Another objection is that civilians don’t have enough training to defend themselves and others while under pressure. This objection is simply false. First, one does not need to be an expert with firearms to use them successfully. As I’ve pointed out, studies consistently show that individuals do just fine when defending themselves with firearms, despite their relative lack of training compared to police officers. Even for the untrained, guns are still their best bet. Just as some defense is better than no defense, having a weapon is better than having no weapon at all.”

The final objection I wish to consider is that guns don’t belong in classrooms because they have a “chilling effect” on the free exchange of ideas. As a professor who lectures on controversial topics all the time, I regard this as pure nonsense. Self-protection is the guardian of free expression, not its enemy. A world in which we are the most free to express our ideas is one in which we are entitled to protect ourselves from persecution for holding the ideas we have. This isn’t to say we all must carry guns on us at all times, but that self-protection complements free speech.

While his arguments are logical, he left out the most important reason NOT to carry a gun around with you.

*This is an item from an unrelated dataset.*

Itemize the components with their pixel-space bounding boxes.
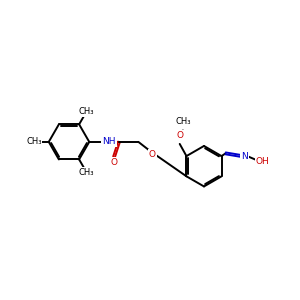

Read this little meditation by Wyatt Edward Gates: “However, it is possible to escape fear and anxiety by understanding the fundamental impossibility of security. Fear evaporates when we realize there is no safety possible, and that striving for it only makes us suffer more. There is no safety or security. We are fundamentally impermanent. We will end. There is nothing to defend.” The best reason NOT TO carry a gun around: Striving for safety (from unpredictable events) can heighten your anxiety by reminding you of what you are anxious about. The best reason TO carry a gun: Believing you are safer can lessen anxiety, even if you really aren’t safer.

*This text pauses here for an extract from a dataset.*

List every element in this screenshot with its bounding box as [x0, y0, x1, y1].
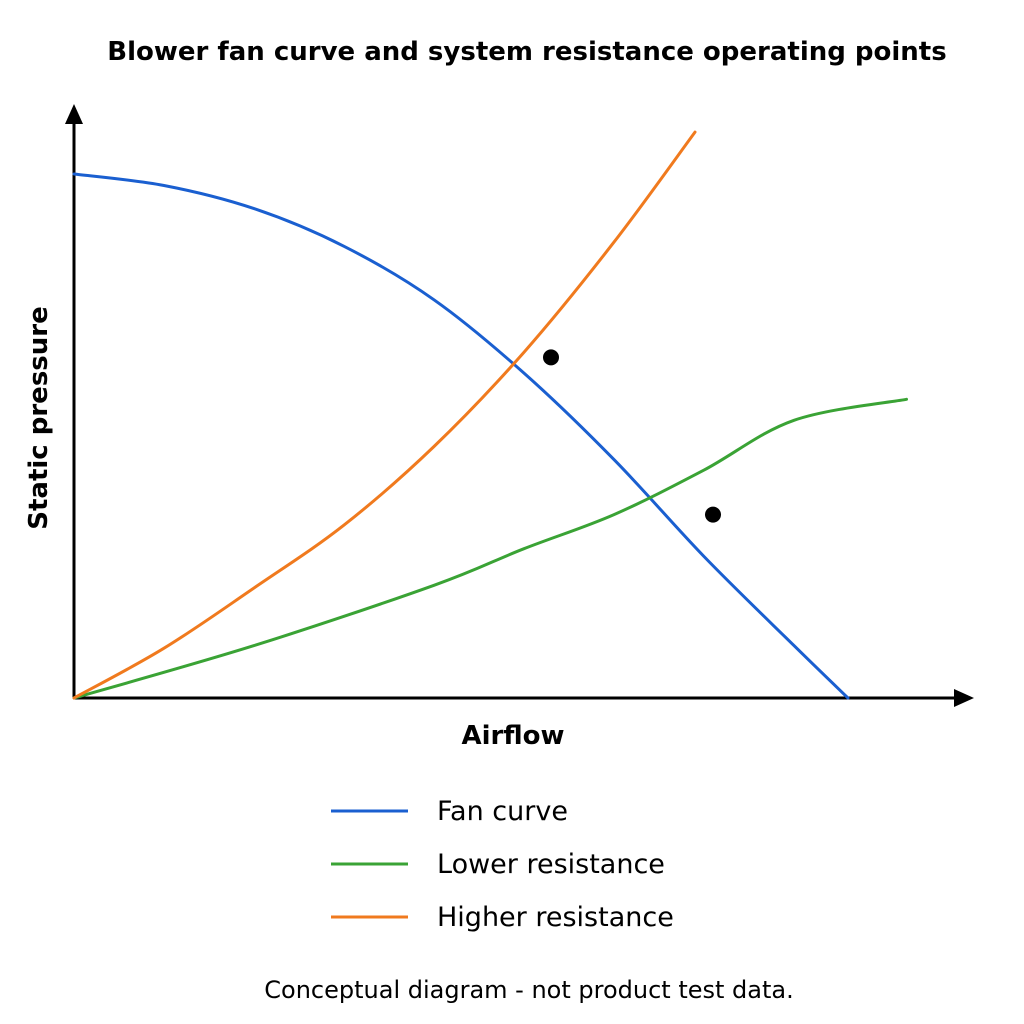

Am I “speaking out of both sides of my mouth?” Yes I am, because both principles–opposites of each other–are true. Given that the “probability” of being killed by a “mass shooter” is significantly less than the probability of dying in or from a vehicle, but no one is suggesting making access to vehicles more difficult, what are the real issues? Personal anxiety is the most obvious, and the subjective nature of anxiety makes both carrying a gun and not carrying a gun equally irrelevant for policy decisions. Policy decisions must be based on more enduring principles, if we want our freedom-loving culture to survive, and even thrive.

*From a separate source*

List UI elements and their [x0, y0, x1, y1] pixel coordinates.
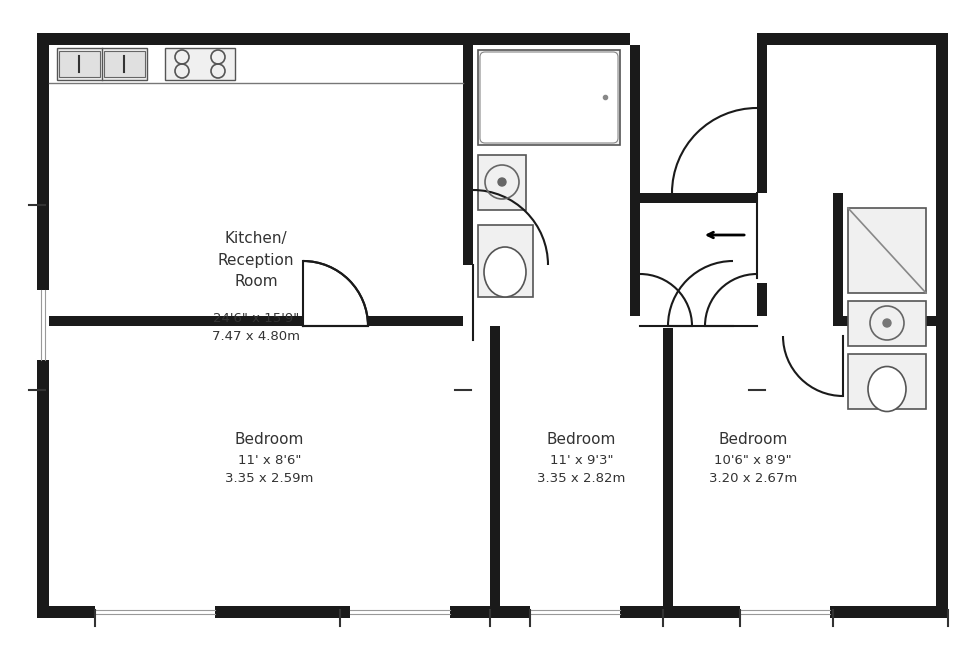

It is a universal normative truth that individuals are responsible for their own actions. Only a culture that rejects this truth—as the current academically-fueled culture does—could claim that access to weapons is the cause of people choosing to use weapons to kill other people. More than that, such a culture encourages people to think along its lines and to act willfully and violently but without responsibility; after all, responsibility is a cultural belief that is only “true” to the extent that one agrees with the culture. Do you believe in personal responsibility? If you’re a “policy maker” and you tout “solutions” which restrict access to the inanimate object that can be misused, rather than allowing responsible individuals–most of us–to discharge their duty of self-defense, you don’t believe in personal responsibility. Which countries produce politicians and policies who scream the loudest for GUN CONTROL? Those countries which operate the most pervasive welfare states, abdicating personal responsibility for an illusion of security. They’ve already lost the battle for freedom.